Friday, November 6, 2009

Charlie Chaplin, Mr. Bean, and Medicine

By Jacob Schor, ND, FABNO

Charlie Chaplin in the Bradbury Building
Photo by Emmyboop via Flickr, under the Creative Commons License.

I've been reading up on what I call the Chaplin Studies over the last few weeks and they've given me a curious platform on which to observe both my daily life and that of my patients. By Chaplin Studies, I'm not referring to some academician by the name of Chaplin. Instead I'm thinking of the studies on laughter and humor's physiologic impact, most of which use a Charlie Chaplin movie, Modern Times, as their experimental control. In recent years though, Chaplin has been supplanted as a laugh inducer with videos of Mr. Bean in order to achieve similar effects. I suppose to be more accurate I should think of these studies as Chaplin, Bean, et al.

However we want to refer to them, there are an elegant group of research papers that was initially triggered initially by Norman Cousin's book on how he cured himself with laughter.
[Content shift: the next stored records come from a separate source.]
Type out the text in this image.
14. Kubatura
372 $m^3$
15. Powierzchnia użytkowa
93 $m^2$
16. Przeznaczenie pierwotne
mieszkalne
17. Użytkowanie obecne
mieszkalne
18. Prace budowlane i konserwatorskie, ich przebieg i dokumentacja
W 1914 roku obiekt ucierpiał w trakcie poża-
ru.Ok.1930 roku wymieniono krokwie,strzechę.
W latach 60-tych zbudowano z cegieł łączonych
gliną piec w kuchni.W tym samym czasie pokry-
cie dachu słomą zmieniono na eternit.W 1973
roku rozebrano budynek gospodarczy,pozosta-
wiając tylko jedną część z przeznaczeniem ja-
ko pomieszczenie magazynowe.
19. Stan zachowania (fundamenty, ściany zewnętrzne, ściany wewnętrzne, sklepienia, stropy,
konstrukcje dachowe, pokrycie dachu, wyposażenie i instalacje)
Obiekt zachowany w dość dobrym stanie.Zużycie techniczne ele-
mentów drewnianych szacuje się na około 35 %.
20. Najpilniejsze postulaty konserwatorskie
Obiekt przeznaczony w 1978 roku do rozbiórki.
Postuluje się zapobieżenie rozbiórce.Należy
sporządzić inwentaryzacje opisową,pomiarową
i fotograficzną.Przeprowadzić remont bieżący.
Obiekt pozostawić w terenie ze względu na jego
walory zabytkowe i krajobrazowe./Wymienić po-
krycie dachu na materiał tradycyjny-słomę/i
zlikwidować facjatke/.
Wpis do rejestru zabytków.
Kimata's work an how laughter tempers allergic responses is probably the best known; laughter calms atopic dermatitis, asthma and related illnesses in adults and infants, even to the degree that having nursing mothers watch funny movies improves eczema and night time sleeping in their infants. Hayashi and his group of researchers have taken this a few steps further analyzing which genes are activated by laughter, analyzing thousands of genes before and after laughter provoking videos and no surprise the genes turned on mostly affect immune response, NK Killer Cell activation for the most part.

This isn't what I've been thinking about actually. I've been thinking about the controls they've used in these studies. For the most part in contrast to watching video of Chaplin, Bean et al. used to provoke laughter, the control groups in these studies usually got to watch the weather channel.

That the weather channel is a neutral control has triggered a chain of thought. There was a time that we watched television for entertainment, we would sit down to be amused, engaged but mostly entertained. Of course I may simply be thinking back to my childhood watching cartoons and the Three Stooges. Instead these days many people leave the television on to keep track of the weather, the news, or sports. As if I care what the weather is in Boston today? This does nothing good for us. What of the shows that fall on the opposite side of the spectrum from laughter, shows that my daughter groups under the category, 'Dead Body Shows?' If laughter improves or balances our immune function, what does the casual and constant viewing of shows that portray postmortem examinations? Is this good for us?

These ruminations have colored my observations during the day, as if I am turning a meter towards all experience. Does this make me laugh? Does this make me cry? Does this simply bore me to no end? These experiences are probably reflected in genetic expression and immune function.

Thank goodness for NetFlix and Mr. Chaplin and Mr. Bean I say. They have become my new after work antidote.